Zusammenfassend weist das Automatisierungssystem PSS4000 für die schrittweise Modernisierung bahntechnischer Steuerungs- und Überwachungsinfrastruktur im Bahnbetrieb mehrere Vorteile auf: Die Maßnahmen lassen sich Schritt für Schritt und punktuell realisieren. Die gesamte elektronische Peripherie bestehend aus Signal-, Leit-, Meldetechnik wie auch die Verkabelung der Schaltschränke untereinander bleiben unangetastet. Das Automatisierungssystem PSS4000 erfüllt somit auch eine Interface-Funktion zwischen den alten Schaltkästen. Die modular aufgebaute Technik ist hochgradig standardisiert, individuelle Anpassungen an besondere Aufgaben sind problemlos möglich.

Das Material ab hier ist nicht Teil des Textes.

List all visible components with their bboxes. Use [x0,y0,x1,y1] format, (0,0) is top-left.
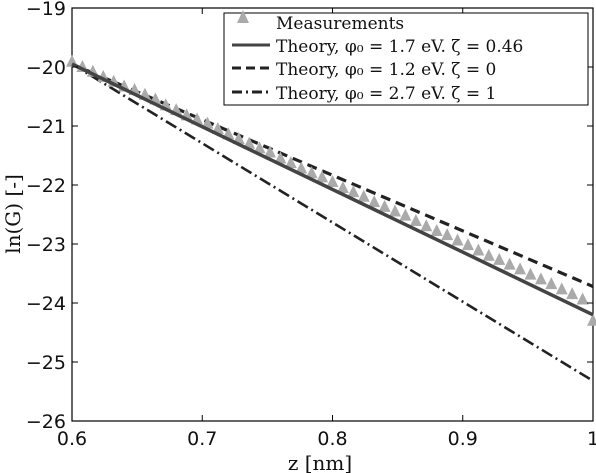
measurement-point [430,224,443,237]
measurement-point [368,195,381,208]
measurement-point [274,151,287,164]
measurement-point [514,262,527,275]
y-tick-label: −24 [26,293,66,315]
measurement-point [451,233,464,246]
legend-label-theory-2: Theory, φ₀ = 1.2 eV. ζ = 0 [276,60,496,80]
measurement-point [284,156,297,169]
measurement-point [493,252,506,265]
measurement-point [461,238,474,251]
legend-label-theory-1: Theory, φ₀ = 1.7 eV. ζ = 0.46 [276,37,523,57]
measurement-point [503,257,516,270]
ticks-layer: 0.6 0.7 0.8 0.9 1 −26 −25 −24 −23 −22 −21 −20 −19 [26,0,596,450]
y-tick-label: −21 [26,116,66,138]
x-tick-label: 0.6 [57,428,87,450]
legend-marker-measurements [237,10,249,23]
x-axis-label: z [nm] [288,451,352,473]
measurement-point [555,282,568,295]
y-tick-label: −25 [26,352,66,374]
measurement-point [326,175,339,188]
legend: Measurements Theory, φ₀ = 1.7 eV. ζ = 0.… [223,10,589,106]
series-line-1 [71,62,594,317]
x-tick-label: 1 [587,428,596,450]
measurement-point [347,185,360,198]
measurement-point [389,204,402,217]
measurement-point [295,161,308,174]
y-tick-label: −20 [26,57,66,79]
measurement-point [472,243,485,256]
measurement-point [576,292,589,305]
measurement-point [201,116,214,129]
legend-box [223,12,589,106]
legend-label-theory-3: Theory, φ₀ = 2.7 eV. ζ = 1 [276,84,496,104]
series-line-2 [71,62,594,288]
measurement-point [378,199,391,212]
measurement-point [243,136,256,149]
measurement-point [566,287,579,300]
measurement-point [482,248,495,261]
measurement-point [357,189,370,202]
measurement-point [524,267,537,280]
measurement-point [534,272,547,285]
y-tick-label: −26 [26,411,66,433]
legend-label-measurements: Measurements [276,14,404,34]
series-line-3 [71,62,594,382]
measurement-point [253,141,266,154]
y-tick-label: −23 [26,234,66,256]
measurement-point [399,208,412,221]
x-tick-label: 0.9 [448,428,478,450]
series-layer [66,54,596,382]
measurement-point [587,313,596,326]
measurement-point [441,228,454,241]
y-axis-label: ln(G) [-] [1,174,25,254]
measurement-point [305,166,318,179]
x-tick-label: 0.7 [187,428,217,450]
measurement-point [545,277,558,290]
measurement-point [420,219,433,232]
measurement-point [336,180,349,193]
measurement-point [316,170,329,183]
y-tick-label: −19 [26,0,66,20]
y-tick-label: −22 [26,175,66,197]
measurement-point [263,145,276,158]
x-tick-label: 0.8 [317,428,347,450]
measurement-point [409,213,422,226]
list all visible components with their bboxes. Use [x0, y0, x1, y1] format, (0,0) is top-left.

Das System ist, nach erfolgreichen Tests der Module im Offline-Modus, schnell einsatzbereit: Für die Erstellung, Konfiguration und Parametrierung sicherheitsrelevanter Anwendungen sowie deren Übertragung an die Steuerung steht die Software-Plattform PAS4000 von Pilz zur Verfügung. „Das Automatisierungssystem ist für uns die Grundlage, in den nächsten Jahren auch andere Streckenbereiche sicherer und zuverlässiger zu machen. Dank der Hard- und Software sowie der guten Unterstützung und Beratung von und durch Pilz sind wir sicher auf der richtigen Spur“, fasst Guido Maesschalck zusammen.

 

Pilz_1_TR0817: Schritt für Schritt und ohne in die komplexe elektrotechnische Peripherie einzugreifen wurde die bestehende Steuerungstechnik durch die softwarebasierte Steuerungs- und Sicherheitslösung PSS 4000 abgelöst.